Jésus ne fait pas le choix d’aller directement à Jérusalem pour appeler à sa suite des scribes, des pharisiens, des religieux respectables dans leurs beaux habits et bien instruits, non… il va chercher des pécheurs de poissons, au bord du lac de Galilée. Autrement dit, des hommes simples, probablement analphabètes… et qui n’avaient probablement pas la reconnaissance qui auraient dû leur revenir pour leur pêche, pourtant si essentielle à la société… Pas la reconnaissance et l’admiration dont bénéficiaient les scribes ou les docteurs de la loi, les professeurs, les médecins, les grands pontes de l’époque (ce qui n’a pas beaucoup changé 2000 ans après, pensons aujourd’hui par exemple, à nos agriculteurs et à nos paysans..)
Jésus reprend la proclamation de Jean Le Baptiste lorsqu’il annonce : « Changez radicalement, car le règne des cieux s’est approché ! ». Mais ont-ils le même message ? Ce n’est pas si sûr si l’on prête attention au contexte. Le Baptiseur associe l’évocation du Jugement de Dieu qui est proche alors que Jésus prêche l’arrivée d’une grande lumière, l’approche du Royaume. Autrement dit, Jean Le Baptiste invite au repentir et à la conversion du cœur pour échapper à la colère divine, le Christ annonce que c’est Dieu qui s’approche et nous ouvre le sien en « brisant aujourd’hui le joug de l’oppression qui pèse sur son peuple, la barre qui écrase ses épaules, le gourdin dont on le frappe. »
Cette différence d’intention ouvre une ère nouvelle.

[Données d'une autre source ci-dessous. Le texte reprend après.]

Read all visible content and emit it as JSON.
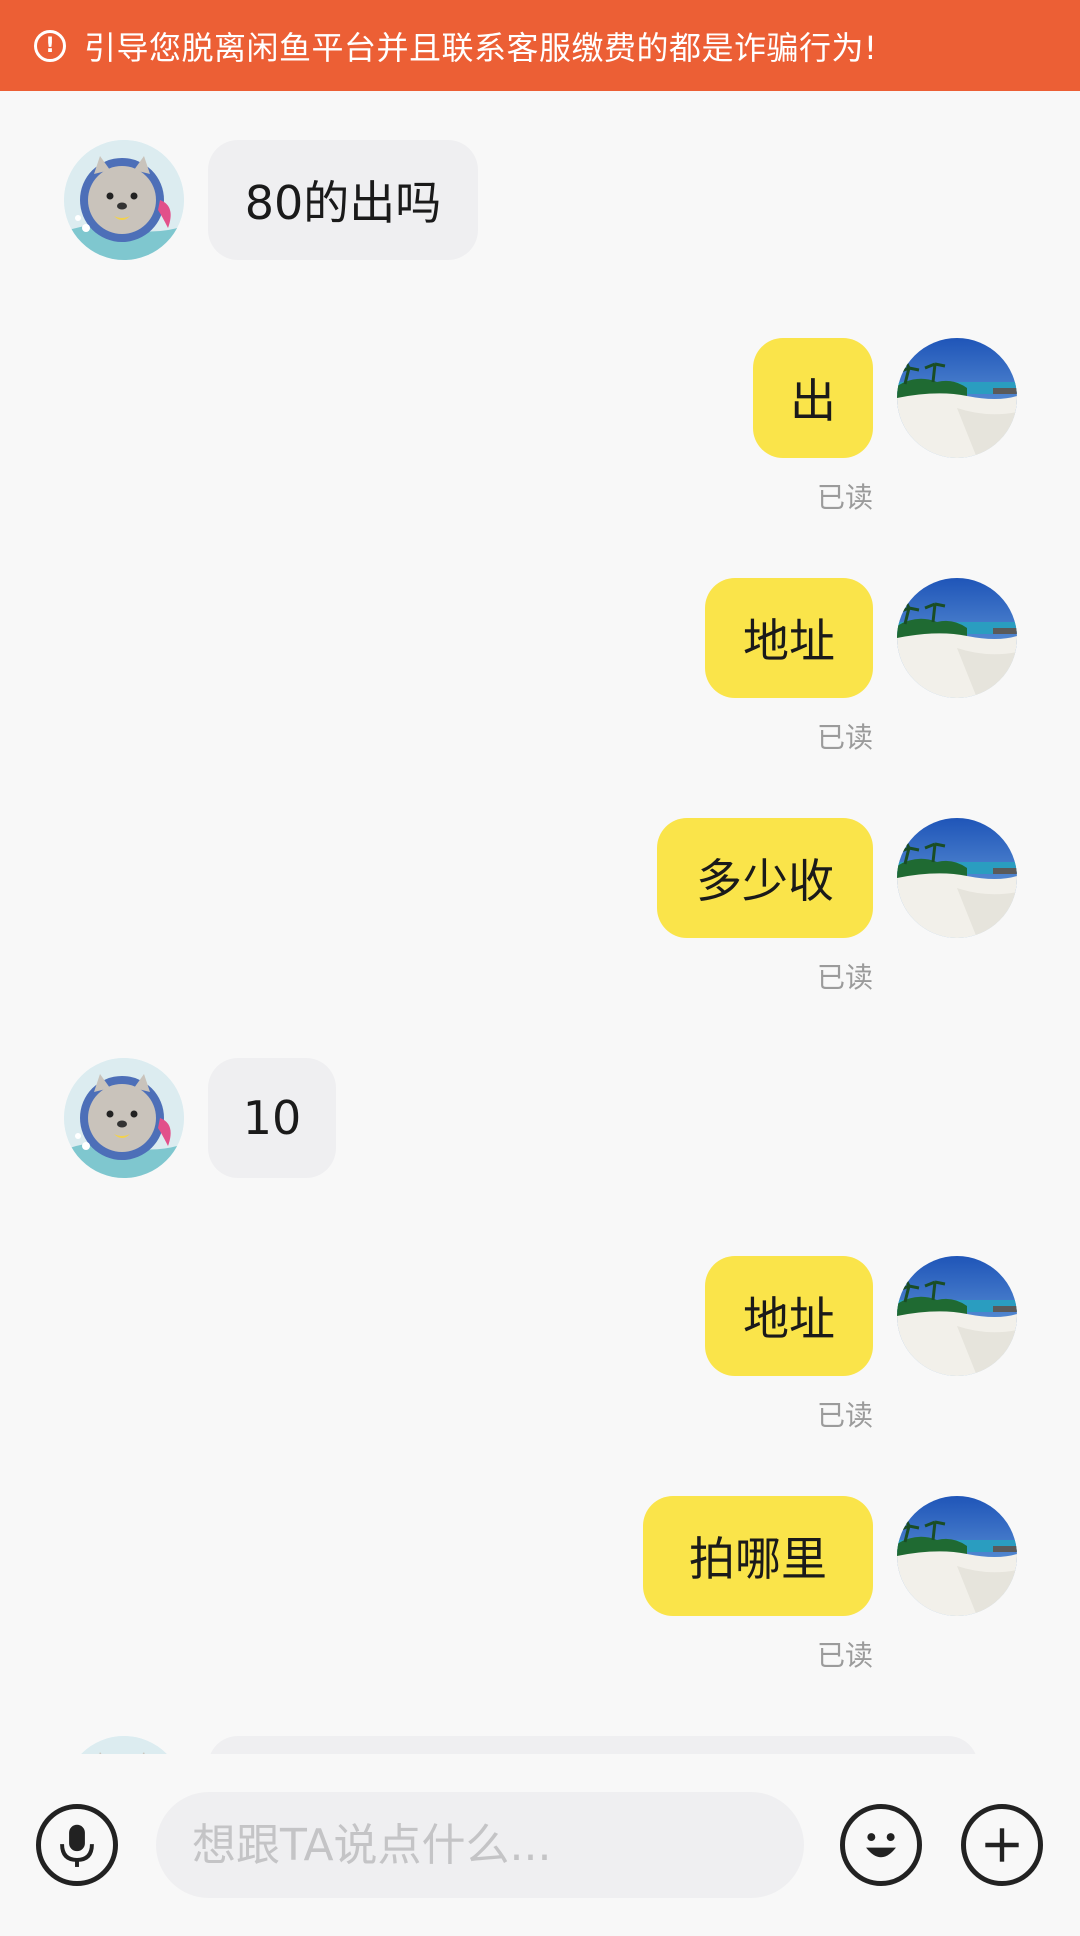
{
  "banner": {
    "text": "引导您脱离闲鱼平台并且联系客服缴费的都是诈骗行为!",
    "icon": "exclamation-circle-icon",
    "color": "#ec5f35"
  },
  "messages": [
    {
      "side": "in",
      "text": "80的出吗"
    },
    {
      "side": "out",
      "text": "出",
      "status": "已读"
    },
    {
      "side": "out",
      "text": "地址",
      "status": "已读"
    },
    {
      "side": "out",
      "text": "多少收",
      "status": "已读"
    },
    {
      "side": "in",
      "text": "10"
    },
    {
      "side": "out",
      "text": "地址",
      "status": "已读"
    },
    {
      "side": "out",
      "text": "拍哪里",
      "status": "已读"
    }
  ],
  "input_bar": {
    "placeholder": "想跟TA说点什么...",
    "voice_icon": "microphone-icon",
    "emoji_icon": "smiley-icon",
    "add_icon": "plus-circle-icon"
  },
  "colors": {
    "incoming_bubble": "#efeff1",
    "outgoing_bubble": "#fae44a",
    "background": "#f8f8f8"
  }
}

Jésus donc se met en route à la rencontre de ces tous premiers disciples et choisit Pierre, André, Jacques et Jean, pécheurs de poissons. L’Église du Christ, souvent symbolisée par la barque commence là ; justement sur ces barques. Un appel : suivez-moi, je vous ferai pécheurs d’hommes » et ils le suivirent… pour un long chemin, à pied… à la rencontre d’autres personnes souvent mal considérées : les prostituées, les lépreux, les collecteurs d’impôts, aussi…

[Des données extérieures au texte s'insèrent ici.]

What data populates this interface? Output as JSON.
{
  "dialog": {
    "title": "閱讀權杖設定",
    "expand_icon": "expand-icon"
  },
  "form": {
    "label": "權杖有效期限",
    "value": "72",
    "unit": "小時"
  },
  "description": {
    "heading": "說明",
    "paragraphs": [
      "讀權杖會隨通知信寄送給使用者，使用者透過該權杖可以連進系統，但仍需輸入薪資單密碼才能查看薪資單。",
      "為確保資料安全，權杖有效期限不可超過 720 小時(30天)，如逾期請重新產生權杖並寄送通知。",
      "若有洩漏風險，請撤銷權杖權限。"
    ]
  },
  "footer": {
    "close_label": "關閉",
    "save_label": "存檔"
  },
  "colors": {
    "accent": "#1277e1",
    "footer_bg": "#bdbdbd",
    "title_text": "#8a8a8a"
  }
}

J’aime me poser régulièrement cette question lorsque je lis des passages d’Évangile comme celui-ci :
Si Jésus revenait, à notre époque : où serait-il ? Qui appellerait-il ? Et qu’est-ce que cela pourrait-il signifier ?
Jésus serait probablement dans les squats de migrants, auprès des sans-abris, des malades atteints de troubles psychiques ou souffrant d’un mal physique, dans les prisons auprès des prisonniers, auprès des victimes de la drogue, de l’alcoolisme, bref, auprès de toutes celles et ceux que notre société invisibilise parce qu’ils dérangent, par ce qu’ils ne sont pas fréquentables.. .celles et ceux qui n’osent que très rarement franchir les portes de nos Églises… remplis de gens plus « respectables ». Il ne serait pas dans les grands hôtels parisiens mais sans doute en périphérie, dans les cités…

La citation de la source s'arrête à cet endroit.